Recently our dinner guests raised asked the question, "If you were President Bush, what would you do with the mess he's created in Iraq? What would be your "exit strategy". As the question went around the table, views were expressed, mostly with reference to the U.N. When it came my turn, I had two things to say:
1. I'm not sure that George Bush is the one who will be permitted to make those decisions.
2. Since our birth, we have been trained to think that there is a solution to every problem. We have been conditioned to believe that we can "fix" anything. But perhaps there are some problems that don't have a solution. Perhaps, if one digs a hole deeply enough, he cannot climb back out.

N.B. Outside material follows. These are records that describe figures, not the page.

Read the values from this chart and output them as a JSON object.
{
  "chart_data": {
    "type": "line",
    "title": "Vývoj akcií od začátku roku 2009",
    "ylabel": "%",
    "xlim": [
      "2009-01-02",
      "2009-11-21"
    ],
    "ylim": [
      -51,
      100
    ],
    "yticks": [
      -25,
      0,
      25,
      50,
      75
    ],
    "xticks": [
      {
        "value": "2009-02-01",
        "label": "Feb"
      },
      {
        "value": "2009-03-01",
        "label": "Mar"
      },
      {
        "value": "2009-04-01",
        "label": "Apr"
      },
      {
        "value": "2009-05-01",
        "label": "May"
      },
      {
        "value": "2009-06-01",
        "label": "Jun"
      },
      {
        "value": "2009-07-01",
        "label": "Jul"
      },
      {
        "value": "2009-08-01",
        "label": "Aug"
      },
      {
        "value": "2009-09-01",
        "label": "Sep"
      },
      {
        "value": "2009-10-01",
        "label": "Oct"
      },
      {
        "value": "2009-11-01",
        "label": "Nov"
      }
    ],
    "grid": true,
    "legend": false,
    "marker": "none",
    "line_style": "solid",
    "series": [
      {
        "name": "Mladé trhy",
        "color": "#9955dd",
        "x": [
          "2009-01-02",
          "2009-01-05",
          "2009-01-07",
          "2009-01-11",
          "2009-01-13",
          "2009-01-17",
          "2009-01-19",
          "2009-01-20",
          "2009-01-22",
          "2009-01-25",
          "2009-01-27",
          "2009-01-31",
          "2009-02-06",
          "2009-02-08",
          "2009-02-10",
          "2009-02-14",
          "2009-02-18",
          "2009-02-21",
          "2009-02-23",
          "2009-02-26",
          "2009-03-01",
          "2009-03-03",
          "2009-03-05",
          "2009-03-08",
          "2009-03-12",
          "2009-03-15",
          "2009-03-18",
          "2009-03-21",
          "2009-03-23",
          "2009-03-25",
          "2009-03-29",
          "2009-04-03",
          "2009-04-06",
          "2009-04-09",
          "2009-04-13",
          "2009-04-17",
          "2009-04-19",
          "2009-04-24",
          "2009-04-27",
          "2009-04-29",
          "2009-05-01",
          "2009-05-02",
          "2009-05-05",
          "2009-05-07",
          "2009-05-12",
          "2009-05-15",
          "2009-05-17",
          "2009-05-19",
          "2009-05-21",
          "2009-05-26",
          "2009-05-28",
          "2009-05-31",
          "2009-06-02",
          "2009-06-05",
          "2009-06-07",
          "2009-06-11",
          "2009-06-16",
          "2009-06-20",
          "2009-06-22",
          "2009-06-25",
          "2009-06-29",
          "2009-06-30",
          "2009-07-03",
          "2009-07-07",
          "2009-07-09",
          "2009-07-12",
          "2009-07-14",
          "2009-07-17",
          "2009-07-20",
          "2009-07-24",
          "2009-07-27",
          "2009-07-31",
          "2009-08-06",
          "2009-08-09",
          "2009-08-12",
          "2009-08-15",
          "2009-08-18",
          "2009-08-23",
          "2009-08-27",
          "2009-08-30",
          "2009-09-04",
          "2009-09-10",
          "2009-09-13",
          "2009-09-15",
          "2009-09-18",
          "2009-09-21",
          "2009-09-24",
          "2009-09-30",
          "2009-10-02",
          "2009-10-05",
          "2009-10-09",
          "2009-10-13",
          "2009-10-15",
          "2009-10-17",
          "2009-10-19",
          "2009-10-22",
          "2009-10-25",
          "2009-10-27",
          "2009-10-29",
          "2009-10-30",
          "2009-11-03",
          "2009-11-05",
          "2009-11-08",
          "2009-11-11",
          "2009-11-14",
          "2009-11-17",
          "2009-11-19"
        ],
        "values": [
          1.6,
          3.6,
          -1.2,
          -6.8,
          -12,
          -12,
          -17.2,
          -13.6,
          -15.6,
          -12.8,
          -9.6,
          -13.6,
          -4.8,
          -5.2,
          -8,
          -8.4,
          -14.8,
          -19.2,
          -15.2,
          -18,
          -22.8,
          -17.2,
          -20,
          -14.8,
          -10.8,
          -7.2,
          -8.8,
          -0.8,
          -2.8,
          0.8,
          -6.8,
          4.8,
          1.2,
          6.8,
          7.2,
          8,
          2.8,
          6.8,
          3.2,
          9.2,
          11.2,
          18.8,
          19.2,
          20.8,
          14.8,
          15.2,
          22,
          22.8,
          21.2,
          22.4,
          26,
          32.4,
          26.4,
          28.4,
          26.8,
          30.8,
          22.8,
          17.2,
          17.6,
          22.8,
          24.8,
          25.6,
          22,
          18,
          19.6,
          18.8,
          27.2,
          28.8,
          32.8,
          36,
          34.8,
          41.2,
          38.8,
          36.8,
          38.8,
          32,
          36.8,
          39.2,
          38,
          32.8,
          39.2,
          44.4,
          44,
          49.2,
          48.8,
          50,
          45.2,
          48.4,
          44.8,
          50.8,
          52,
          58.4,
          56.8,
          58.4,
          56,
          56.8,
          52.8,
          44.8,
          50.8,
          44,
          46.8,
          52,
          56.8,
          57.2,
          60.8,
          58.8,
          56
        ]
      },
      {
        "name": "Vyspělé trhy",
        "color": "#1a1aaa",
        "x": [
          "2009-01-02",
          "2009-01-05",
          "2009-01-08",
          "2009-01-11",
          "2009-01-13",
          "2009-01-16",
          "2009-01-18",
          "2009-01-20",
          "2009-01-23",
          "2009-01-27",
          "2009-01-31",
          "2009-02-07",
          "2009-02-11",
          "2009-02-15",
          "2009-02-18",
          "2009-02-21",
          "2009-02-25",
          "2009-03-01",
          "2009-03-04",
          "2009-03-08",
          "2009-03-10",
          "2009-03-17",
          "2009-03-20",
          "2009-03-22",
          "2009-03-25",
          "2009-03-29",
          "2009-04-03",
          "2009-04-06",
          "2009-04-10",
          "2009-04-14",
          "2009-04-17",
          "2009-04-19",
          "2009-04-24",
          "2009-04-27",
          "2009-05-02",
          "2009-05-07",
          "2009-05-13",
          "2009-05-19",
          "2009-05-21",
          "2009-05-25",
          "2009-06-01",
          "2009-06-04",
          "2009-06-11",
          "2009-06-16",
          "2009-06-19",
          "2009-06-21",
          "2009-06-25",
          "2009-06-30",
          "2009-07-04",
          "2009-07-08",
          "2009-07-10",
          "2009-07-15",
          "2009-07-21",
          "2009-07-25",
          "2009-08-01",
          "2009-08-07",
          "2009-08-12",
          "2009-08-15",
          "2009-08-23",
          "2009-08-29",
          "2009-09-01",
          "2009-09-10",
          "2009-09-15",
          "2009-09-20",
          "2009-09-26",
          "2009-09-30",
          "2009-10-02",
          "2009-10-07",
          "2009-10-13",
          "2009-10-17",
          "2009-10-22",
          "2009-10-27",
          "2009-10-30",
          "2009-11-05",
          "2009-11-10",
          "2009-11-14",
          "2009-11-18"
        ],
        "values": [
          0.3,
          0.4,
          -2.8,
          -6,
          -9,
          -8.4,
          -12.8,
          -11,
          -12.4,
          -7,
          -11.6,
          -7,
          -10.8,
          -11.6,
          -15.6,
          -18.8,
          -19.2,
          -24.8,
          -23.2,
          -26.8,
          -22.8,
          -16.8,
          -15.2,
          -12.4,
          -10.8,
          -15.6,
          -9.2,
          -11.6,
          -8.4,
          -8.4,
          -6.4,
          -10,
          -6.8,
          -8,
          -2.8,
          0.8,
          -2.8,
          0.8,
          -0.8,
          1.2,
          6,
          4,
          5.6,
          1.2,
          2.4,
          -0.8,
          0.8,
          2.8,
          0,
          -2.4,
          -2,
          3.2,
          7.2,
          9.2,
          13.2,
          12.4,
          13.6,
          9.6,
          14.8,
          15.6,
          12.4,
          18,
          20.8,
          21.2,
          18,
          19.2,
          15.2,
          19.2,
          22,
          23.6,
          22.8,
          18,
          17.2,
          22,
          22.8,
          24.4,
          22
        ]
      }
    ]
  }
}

Yesterday at lunch, a friend asked a similar question about "exit-strategy".
Again we talked about "the mess" ... "the hole" the U.S. has dug in Iraq. What to do now? Perhaps there is no way out of this mess ... this hole ... except at massive costs to the Anglo-American invaders. - Costs in tens of thousands of lives, stunning economic losses and the immeasurable costs of negative world opinion and future reprisals.
IMAGE: A casket containing the remains of Staff Sgt. Paul "Tony" Velazquez is carried to the Fort Sill Post Cemetery at Fort Sill, Okla., yesterday. Velazquez, 29, was one of 16 soldiers who died when their CH-47 Chinook went down near Fallujah, Iraq, on Nov. 2. - Randy Stotler/The Lawton (Okla) Constitution
Did we learn nothing from the deaths of 58,000 U.S. soldiers in the Viet Nam War?
The number of U.S. Troops killed in Iraq now exceeds the number killed in the early years of Viet Nam according to a recent Reuters analysis:
"The U.S. death toll in Iraq has surpassed the number of American soldiers killed during the first three years of the Vietnam War, the brutal Cold War conflict that cast a shadow over U.S. affairs for more than a generation".
Their analysis of Defense Department statistics showed that the Vietnam War, which the Army says officially began on Dec. 11, 1961, produced a combined 392 fatal casualties from 1962 through 1964 - a period of 2 years. The killing of a U.S. soldier on November 12, 2003 brought the total of U.S. troops killed in Iraq to 397 - in just 8 months of fighting.
If one considers the number killed in the Washington regime's "war on terrorism", the numbers of U.S. military killed is even greater. In the same report, Reuters stated:
"Larger still is the number of American casualties from the broader U.S. war on terrorism, which has produced 488 military deaths in Iraq, Afghanistan, the Philippines, Southwest Asia and other locations."
How often I hear folks ask, "Did we learn nothing from Vietnam?
Can the embarrassing, tragic and costly American exit from Vietnam on April 29, 1975 be considered an "exit strategy"?
Can the invaders fleeing the country with their asses on fire be considered "an exit strategy"? Can we imagine any scenario in which the U.S. and British governments could possibly consider this a "successful war"?
Perhaps only in the minds of those White House advisors who apparently only wanted to destabilize the Middle East and turn Iraq into another Palestine and Baghdad into another Beirut. Also, perhaps those who profiteer from the war on Iraq will have considered it a success. But how can this ever be considered "a success" in the minds of civilized, sane and rational human beings?